Yellow Gem appears to be infected with a dahlia virus, most likely Dahlia Mosaic Virus. It has tested negative for every other common dahlia virus and DMV is the only one that I cannot test for. The effect of this virus is pretty minimal, other than causing some yellowing of the leaves, and it is extremely common in dahlias. The plants still flower well and produce plenty of tubers. So, it is your call. If you grow a lot of dahlias and you want to keep them disease free, you should probably not buy this (on the other hand, if you grow a lot of dahlias, you probably already have some that are infected). If you are just growing a few dahlias for food, it might not matter to you. I will keep trying to clean up this variety, but DMV is capable of integrating into the host genome, so cleanup may not be possible.
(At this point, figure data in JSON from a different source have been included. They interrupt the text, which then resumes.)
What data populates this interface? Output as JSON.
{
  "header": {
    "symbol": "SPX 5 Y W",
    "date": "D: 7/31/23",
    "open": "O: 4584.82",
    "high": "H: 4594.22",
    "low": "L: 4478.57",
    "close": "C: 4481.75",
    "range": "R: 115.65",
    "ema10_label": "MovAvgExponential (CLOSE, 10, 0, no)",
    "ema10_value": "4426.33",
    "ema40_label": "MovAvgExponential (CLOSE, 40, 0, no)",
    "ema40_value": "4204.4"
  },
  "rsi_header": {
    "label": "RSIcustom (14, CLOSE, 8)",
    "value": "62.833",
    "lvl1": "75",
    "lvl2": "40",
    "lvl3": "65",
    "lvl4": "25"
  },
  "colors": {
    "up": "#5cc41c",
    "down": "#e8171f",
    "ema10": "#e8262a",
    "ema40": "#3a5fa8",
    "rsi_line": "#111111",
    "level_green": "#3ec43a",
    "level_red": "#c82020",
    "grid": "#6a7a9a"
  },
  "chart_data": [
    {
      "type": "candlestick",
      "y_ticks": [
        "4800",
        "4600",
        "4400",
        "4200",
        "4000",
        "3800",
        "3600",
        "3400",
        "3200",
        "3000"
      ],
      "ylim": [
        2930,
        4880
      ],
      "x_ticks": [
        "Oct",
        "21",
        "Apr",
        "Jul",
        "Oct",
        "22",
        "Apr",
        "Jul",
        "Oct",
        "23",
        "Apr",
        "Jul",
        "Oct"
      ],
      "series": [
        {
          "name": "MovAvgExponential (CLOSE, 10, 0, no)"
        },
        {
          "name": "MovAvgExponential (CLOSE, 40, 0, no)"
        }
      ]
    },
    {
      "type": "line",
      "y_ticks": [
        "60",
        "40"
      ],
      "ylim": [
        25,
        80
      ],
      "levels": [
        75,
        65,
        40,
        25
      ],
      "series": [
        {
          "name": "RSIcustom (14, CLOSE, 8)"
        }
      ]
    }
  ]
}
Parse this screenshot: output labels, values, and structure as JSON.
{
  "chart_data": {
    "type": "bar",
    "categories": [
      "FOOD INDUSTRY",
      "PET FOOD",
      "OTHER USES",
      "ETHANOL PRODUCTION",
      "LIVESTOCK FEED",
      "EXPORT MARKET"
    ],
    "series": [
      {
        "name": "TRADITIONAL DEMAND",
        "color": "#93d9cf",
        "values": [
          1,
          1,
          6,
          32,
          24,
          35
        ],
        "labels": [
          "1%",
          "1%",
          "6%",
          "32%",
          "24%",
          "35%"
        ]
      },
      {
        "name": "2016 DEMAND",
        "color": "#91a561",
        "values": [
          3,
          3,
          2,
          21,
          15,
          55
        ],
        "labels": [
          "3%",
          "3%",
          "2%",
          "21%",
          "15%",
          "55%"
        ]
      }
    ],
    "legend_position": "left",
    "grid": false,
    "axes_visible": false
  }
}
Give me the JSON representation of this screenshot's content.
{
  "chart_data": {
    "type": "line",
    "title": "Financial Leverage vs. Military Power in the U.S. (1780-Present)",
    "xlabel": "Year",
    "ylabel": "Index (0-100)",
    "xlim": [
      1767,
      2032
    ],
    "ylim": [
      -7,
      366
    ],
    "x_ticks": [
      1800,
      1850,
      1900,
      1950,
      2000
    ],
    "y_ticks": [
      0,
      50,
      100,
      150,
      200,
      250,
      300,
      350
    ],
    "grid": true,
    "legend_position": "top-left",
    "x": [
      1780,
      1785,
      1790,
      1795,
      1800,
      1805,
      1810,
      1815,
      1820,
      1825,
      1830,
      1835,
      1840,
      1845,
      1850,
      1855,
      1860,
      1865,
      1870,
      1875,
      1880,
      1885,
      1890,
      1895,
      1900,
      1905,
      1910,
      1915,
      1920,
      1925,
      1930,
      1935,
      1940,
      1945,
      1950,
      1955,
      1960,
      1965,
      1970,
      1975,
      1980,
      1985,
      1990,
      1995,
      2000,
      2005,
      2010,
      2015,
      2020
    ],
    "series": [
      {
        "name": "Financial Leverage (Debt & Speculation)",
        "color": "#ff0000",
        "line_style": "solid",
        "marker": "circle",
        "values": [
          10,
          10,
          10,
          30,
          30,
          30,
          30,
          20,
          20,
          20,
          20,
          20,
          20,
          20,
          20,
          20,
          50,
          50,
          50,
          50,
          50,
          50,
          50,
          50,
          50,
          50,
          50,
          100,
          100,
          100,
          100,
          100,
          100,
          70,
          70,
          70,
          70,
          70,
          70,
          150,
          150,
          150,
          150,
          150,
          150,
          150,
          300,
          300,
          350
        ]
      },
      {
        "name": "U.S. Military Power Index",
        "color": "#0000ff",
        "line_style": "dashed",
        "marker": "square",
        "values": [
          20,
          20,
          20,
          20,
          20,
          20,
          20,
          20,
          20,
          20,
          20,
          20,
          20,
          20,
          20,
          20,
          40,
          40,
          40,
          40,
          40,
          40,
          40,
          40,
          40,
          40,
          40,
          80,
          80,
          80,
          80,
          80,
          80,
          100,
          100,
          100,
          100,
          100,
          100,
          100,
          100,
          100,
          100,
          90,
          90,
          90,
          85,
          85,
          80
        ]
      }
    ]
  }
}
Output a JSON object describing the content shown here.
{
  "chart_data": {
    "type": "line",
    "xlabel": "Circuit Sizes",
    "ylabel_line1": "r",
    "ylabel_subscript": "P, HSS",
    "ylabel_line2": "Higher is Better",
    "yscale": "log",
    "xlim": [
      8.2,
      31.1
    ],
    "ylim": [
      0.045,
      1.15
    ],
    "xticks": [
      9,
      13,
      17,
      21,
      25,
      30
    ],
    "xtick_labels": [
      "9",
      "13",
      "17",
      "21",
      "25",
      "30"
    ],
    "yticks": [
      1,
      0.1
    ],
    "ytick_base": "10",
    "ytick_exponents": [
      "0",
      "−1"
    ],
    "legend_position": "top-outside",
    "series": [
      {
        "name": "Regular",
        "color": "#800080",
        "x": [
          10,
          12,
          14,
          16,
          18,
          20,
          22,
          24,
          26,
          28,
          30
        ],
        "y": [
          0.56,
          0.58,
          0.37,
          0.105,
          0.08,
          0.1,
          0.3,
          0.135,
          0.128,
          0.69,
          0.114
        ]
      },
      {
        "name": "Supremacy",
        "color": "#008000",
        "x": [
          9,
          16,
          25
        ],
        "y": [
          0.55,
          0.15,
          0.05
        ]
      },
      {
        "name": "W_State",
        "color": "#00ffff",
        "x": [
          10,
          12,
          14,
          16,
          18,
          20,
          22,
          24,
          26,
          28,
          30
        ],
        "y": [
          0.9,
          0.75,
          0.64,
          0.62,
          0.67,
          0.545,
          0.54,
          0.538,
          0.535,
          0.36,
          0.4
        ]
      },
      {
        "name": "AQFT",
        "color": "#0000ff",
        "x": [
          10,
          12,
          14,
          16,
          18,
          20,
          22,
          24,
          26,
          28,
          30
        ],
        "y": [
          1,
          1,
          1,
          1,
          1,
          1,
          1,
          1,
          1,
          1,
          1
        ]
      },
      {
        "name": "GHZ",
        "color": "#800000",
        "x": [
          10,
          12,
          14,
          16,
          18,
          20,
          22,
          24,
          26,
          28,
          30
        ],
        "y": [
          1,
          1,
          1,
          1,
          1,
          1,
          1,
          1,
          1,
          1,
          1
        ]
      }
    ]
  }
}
Yellow Gem is a high yielding variety with round to oval, off-white tubers. The tubers are firm and juicy, with a very smooth texture after cooking. Flavor is neutral in fall with just a hint of sweetness and floral aftertaste. By spring, the tubers are very sweet. Small, yellow “pom pom” type flowers. Grows to about 3 feet. An older variety, dating to 1914. Tolerates overwintering in wet soil better than most varieties, which helps to sweeten it.
We had a hard time tracking down a source for this variety. It appears that many ornamental growers have dropped it in favor of more showy varieties. Perhaps we can help it to gain some popularity and live on as an edible.
Although we sometimes offer tubers of these varieties, my main focus is producing seed for breeding. Like all dahlia seeds, the true seeds of this variety will not be true to type. I have grown out quite a few and got a range of types, predominantly single flowered and ball types. Many of them have tubers with good edible qualities.